Peel, core and cut your leftover winter-apples, set aside. Pre-heat the oven to 180-190 degrees. In a very large bowl,mix eggs, sugar (if your apples are very sweet, cut sugar down to 100g) and salt until semi-fluffy. Add lemon peel, rhum, juice of the lemon and olive oil and mix again. Add flour and baking powder and mix until well combined into a pretty runny batter. Add the apples and mix until everything has combined. Take a bundt pan (the form with a hole in the middle), oil the sides and pour the cake batter in, sprinkle sugar on top. Take care to leave room on the top, because the cake will rise slightly! Bake in the middle rack for around 40 minutes. When the cake comes out of the oven, it will be very soft, almost like a pudding and needs to cool down completely to keep its form.

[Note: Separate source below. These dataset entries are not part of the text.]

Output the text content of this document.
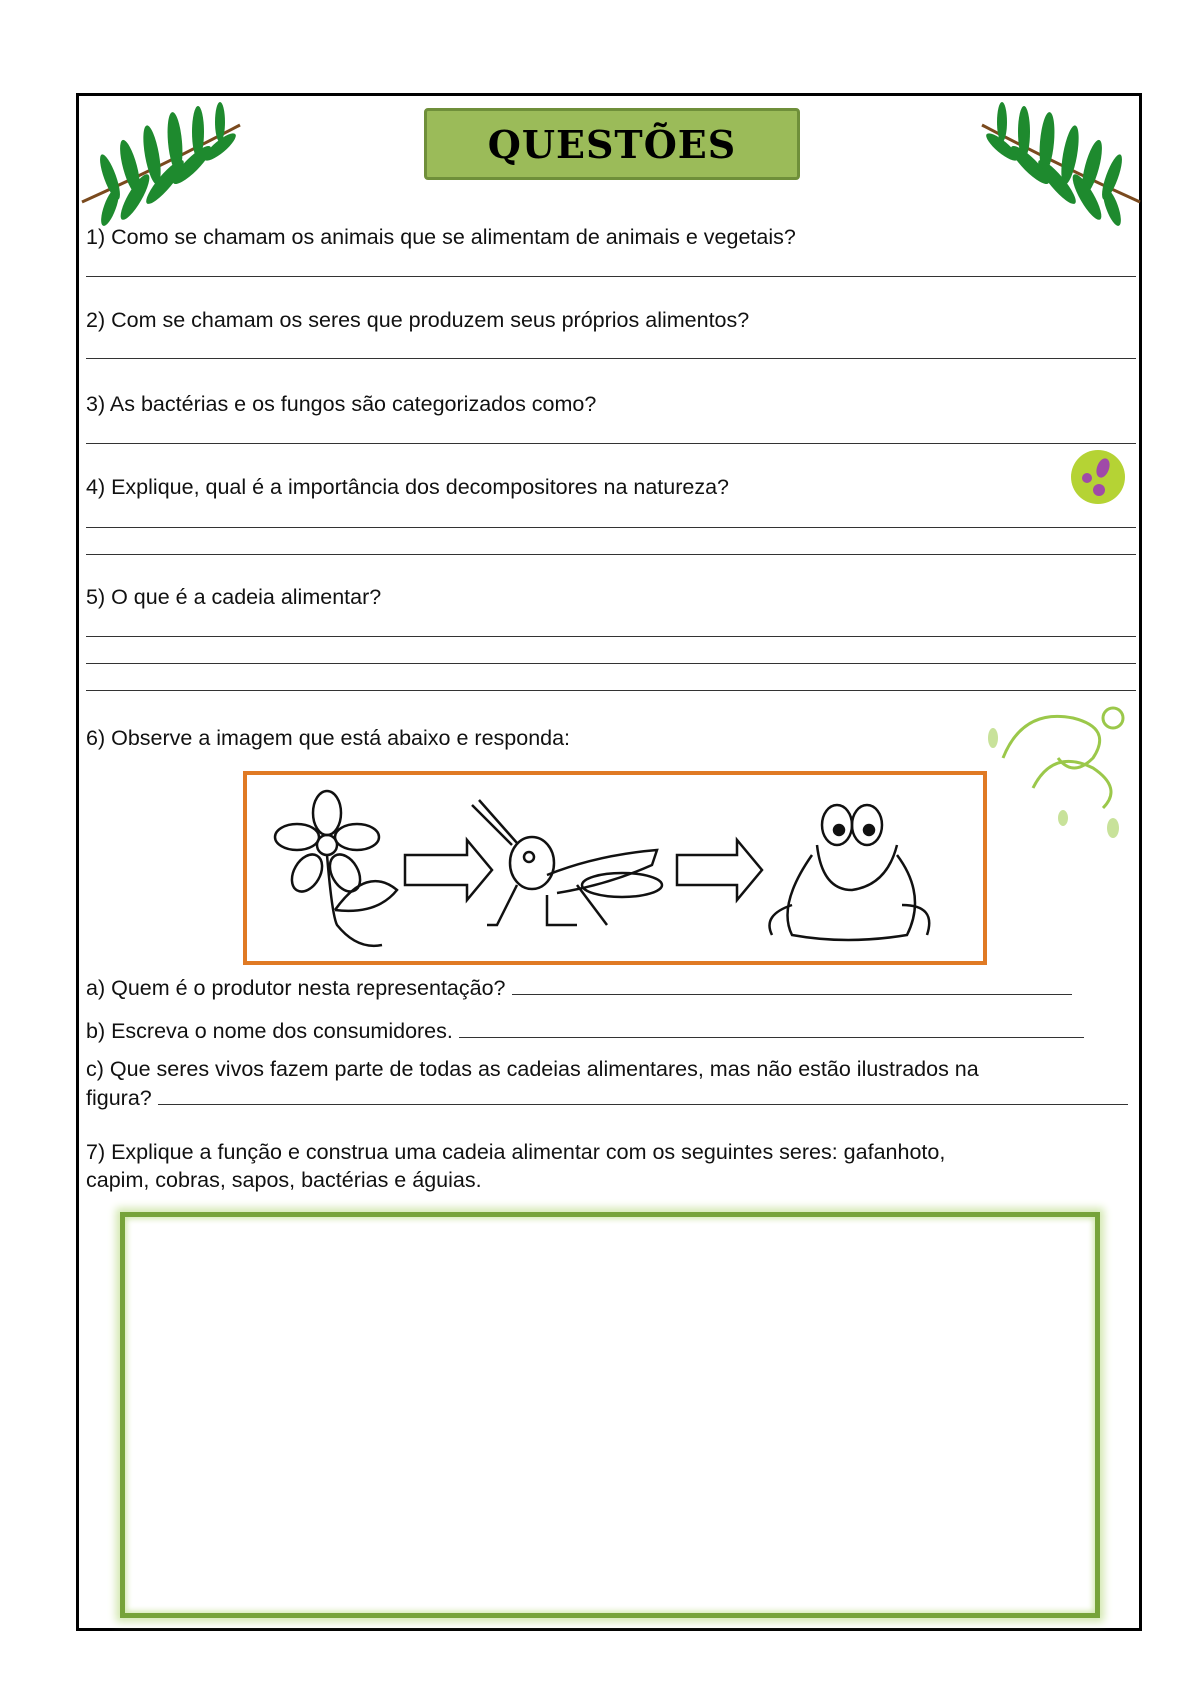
QUESTÕES
1) Como se chamam os animais que se alimentam de animais e vegetais?
2) Com se chamam os seres que produzem seus próprios alimentos?
3) As bactérias e os fungos são categorizados como?
4) Explique, qual é a importância dos decompositores na natureza?
5) O que é a cadeia alimentar?
6) Observe a imagem que está abaixo e responda:
a) Quem é o produtor nesta representação?
b) Escreva o nome dos consumidores.
c) Que seres vivos fazem parte de todas as cadeias alimentares, mas não estão ilustrados na
figura?
7) Explique a função e construa uma cadeia alimentar com os seguintes seres: gafanhoto,
capim, cobras, sapos, bactérias e águias.
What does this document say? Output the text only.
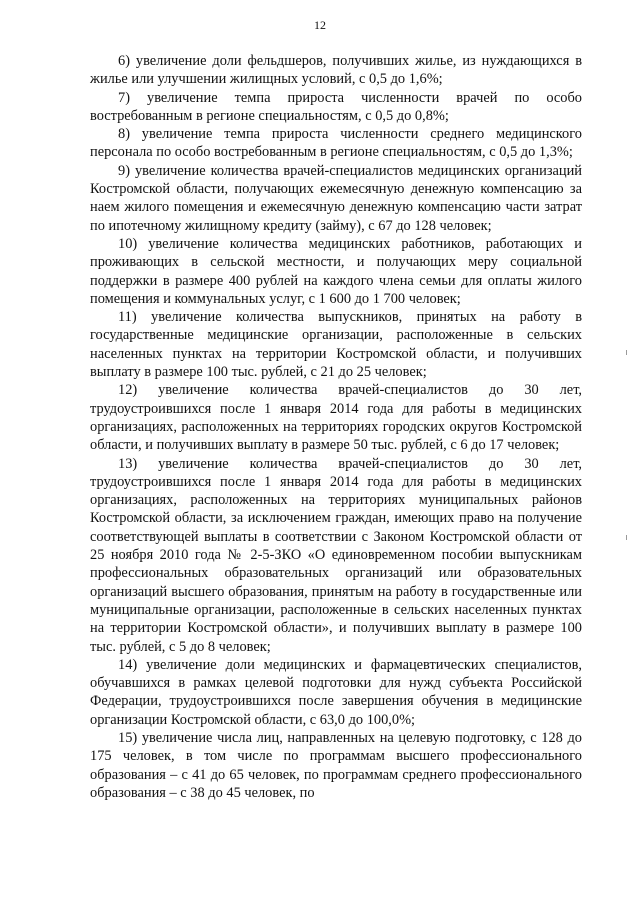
12

6) увеличение доли фельдшеров, получивших жилье, из нуждающихся в жилье или улучшении жилищных условий, с 0,5 до 1,6%;

7) увеличение темпа прироста численности врачей по особо востребованным в регионе специальностям, с 0,5 до 0,8%;

8) увеличение темпа прироста численности среднего медицинского персонала по особо востребованным в регионе специальностям, с 0,5 до 1,3%;

9) увеличение количества врачей-специалистов медицинских организаций Костромской области, получающих ежемесячную денежную компенсацию за наем жилого помещения и ежемесячную денежную компенсацию части затрат по ипотечному жилищному кредиту (займу), с 67 до 128 человек;

10) увеличение количества медицинских работников, работающих и проживающих в сельской местности, и получающих меру социальной поддержки в размере 400 рублей на каждого члена семьи для оплаты жилого помещения и коммунальных услуг, с 1 600 до 1 700 человек;

11) увеличение количества выпускников, принятых на работу в государственные медицинские организации, расположенные в сельских населенных пунктах на территории Костромской области, и получивших выплату в размере 100 тыс. рублей, с 21 до 25 человек;

12) увеличение количества врачей-специалистов до 30 лет, трудоустроившихся после 1 января 2014 года для работы в медицинских организациях, расположенных на территориях городских округов Костромской области, и получивших выплату в размере 50 тыс. рублей, с 6 до 17 человек;

13) увеличение количества врачей-специалистов до 30 лет, трудоустроившихся после 1 января 2014 года для работы в медицинских организациях, расположенных на территориях муниципальных районов Костромской области, за исключением граждан, имеющих право на получение соответствующей выплаты в соответствии с Законом Костромской области от 25 ноября 2010 года № 2-5-ЗКО «О единовременном пособии выпускникам профессиональных образовательных организаций или образовательных организаций высшего образования, принятым на работу в государственные или муниципальные организации, расположенные в сельских населенных пунктах на территории Костромской области», и получивших выплату в размере 100 тыс. рублей, с 5 до 8 человек;

14) увеличение доли медицинских и фармацевтических специалистов, обучавшихся в рамках целевой подготовки для нужд субъекта Российской Федерации, трудоустроившихся после завершения обучения в медицинские организации Костромской области, с 63,0 до 100,0%;

15) увеличение числа лиц, направленных на целевую подготовку, с 128 до 175 человек, в том числе по программам высшего профессионального образования – с 41 до 65 человек, по программам среднего профессионального образования – с 38 до 45 человек, по
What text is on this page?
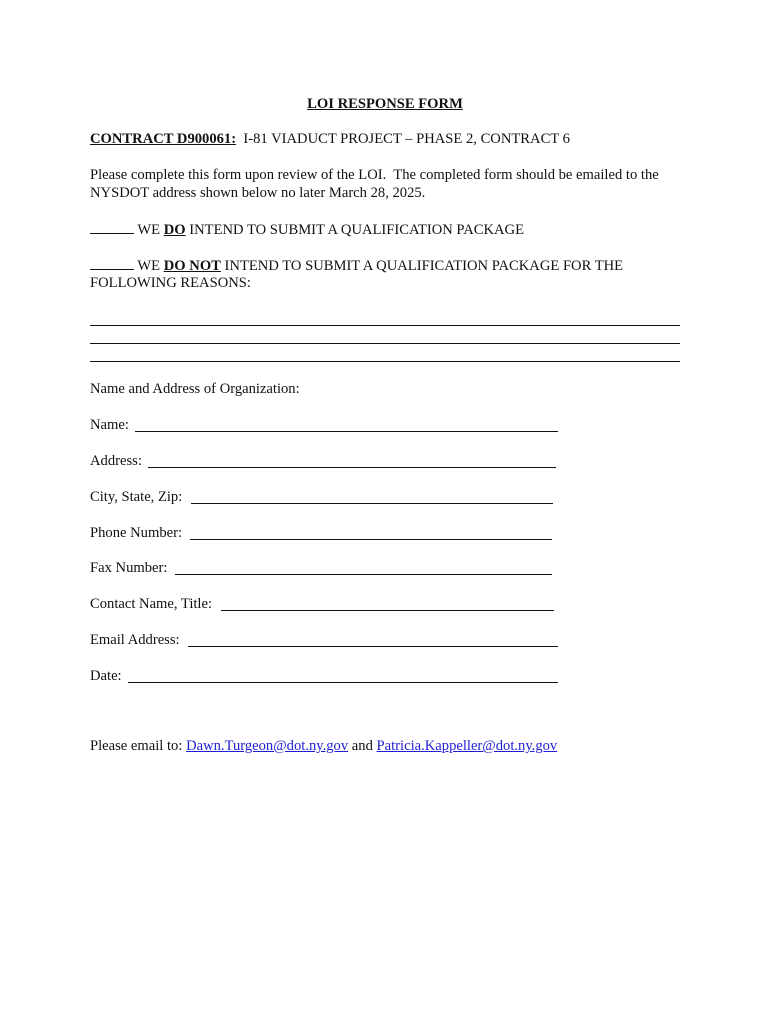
LOI RESPONSE FORM
CONTRACT D900061: I-81 VIADUCT PROJECT – PHASE 2, CONTRACT 6
Please complete this form upon review of the LOI.  The completed form should be emailed to the
NYSDOT address shown below no later March 28, 2025.
WE DO INTEND TO SUBMIT A QUALIFICATION PACKAGE
WE DO NOT INTEND TO SUBMIT A QUALIFICATION PACKAGE FOR THE
FOLLOWING REASONS:
Name and Address of Organization:
Name:
Address:
City, State, Zip:
Phone Number:
Fax Number:
Contact Name, Title:
Email Address:
Date:
Please email to: Dawn.Turgeon@dot.ny.gov and Patricia.Kappeller@dot.ny.gov
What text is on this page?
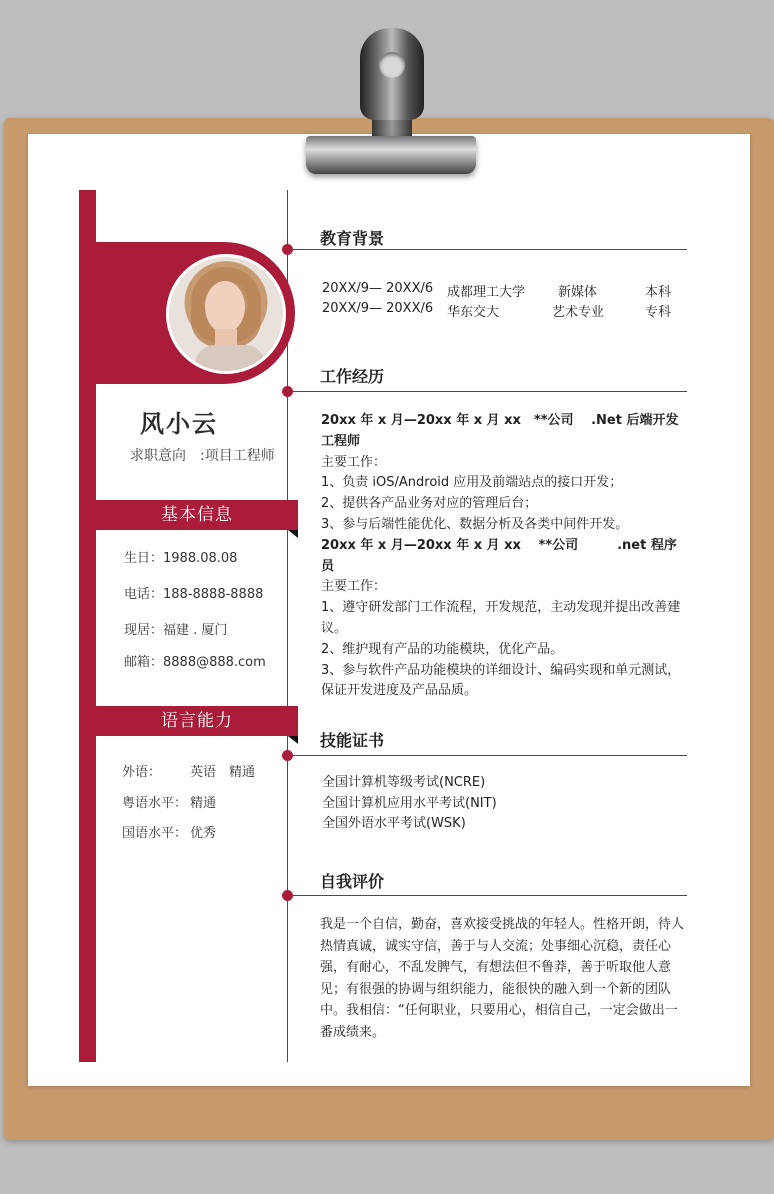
风小云
求职意向 :项目工程师
基本信息
生日：1988.08.08
电话：188-8888-8888
现居：福建 . 厦门
邮箱：8888@888.com
语言能力
外语： 英语　精通
粤语水平： 精通
国语水平： 优秀
教育背景
20XX/9— 20XX/6 成都理工大学	新媒体	本科
20XX/9— 20XX/6 华东交大	艺术专业	专科
工作经历
20xx 年 x 月—20xx 年 x 月 xx　**公司　 .Net 后端开发工程师
主要工作：
1、负责 iOS/Android 应用及前端站点的接口开发；
2、提供各产品业务对应的管理后台；
3、参与后端性能优化、数据分析及各类中间件开发。
20xx 年 x 月—20xx 年 x 月 xx　 **公司　　　.net 程序员
主要工作：
1、遵守研发部门工作流程，开发规范，主动发现并提出改善建议。
2、维护现有产品的功能模块，优化产品。
3、参与软件产品功能模块的详细设计、编码实现和单元测试，保证开发进度及产品品质。
技能证书
全国计算机等级考试(NCRE)
全国计算机应用水平考试(NIT)
全国外语水平考试(WSK)
自我评价
我是一个自信，勤奋，喜欢接受挑战的年轻人。性格开朗，待人热情真诚，诚实守信，善于与人交流；处事细心沉稳，责任心强，有耐心，不乱发脾气，有想法但不鲁莽，善于听取他人意见；有很强的协调与组织能力，能很快的融入到一个新的团队中。我相信：“任何职业，只要用心，相信自己，一定会做出一番成绩来。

Behold: soviet-era bundt pan

How much does it cost:

60 cents for the eggs, perhaps 20 cents for the flour, 20 cents for sugar, olive oil around 1,5 euros, lemon 40 cents, rhum and baking powder – 50 cents. Add some electricity into the mix and you have your huge apple cake at around 3,5 – 4 euros. And apples – in January, your cellar will still be half-full of them.

German- style apple cake

What you need:

– 4 large eggs

– 100 g white sugar

– 70 g of butter

– 200 g flour

– 1 teaspoon of baking powder

– 1 kg apples

– optional: brown sugar, cinnamon for topping

– a pinch of salt

How to make:

Peel, core and cut the apples into smaller pieces. Whisk sugar, eggs and salt together until the mixture becomes light yellow and foamy. Melt butter. Slowly incorporate flour and baking powder, mix. Add slowly the melted butter and mix until well incorporated. The batter should have the consistency of thick, but still runny molasses. Pour the batter into a larger baking form, cover with apples (no need to mix), top with sugar and cinnamon and bake at 180 C for 30-40 minutes depending on your oven.

How much does it cost:

If you are a good poor country-living Estonian, you would have apples and eggs left in the end of November. So butter is around 1 euro, flour is 10 cents, add some 10 cents for everything else plus electricity, the total cost won’t exceed 2 euro for an truly enormous cake.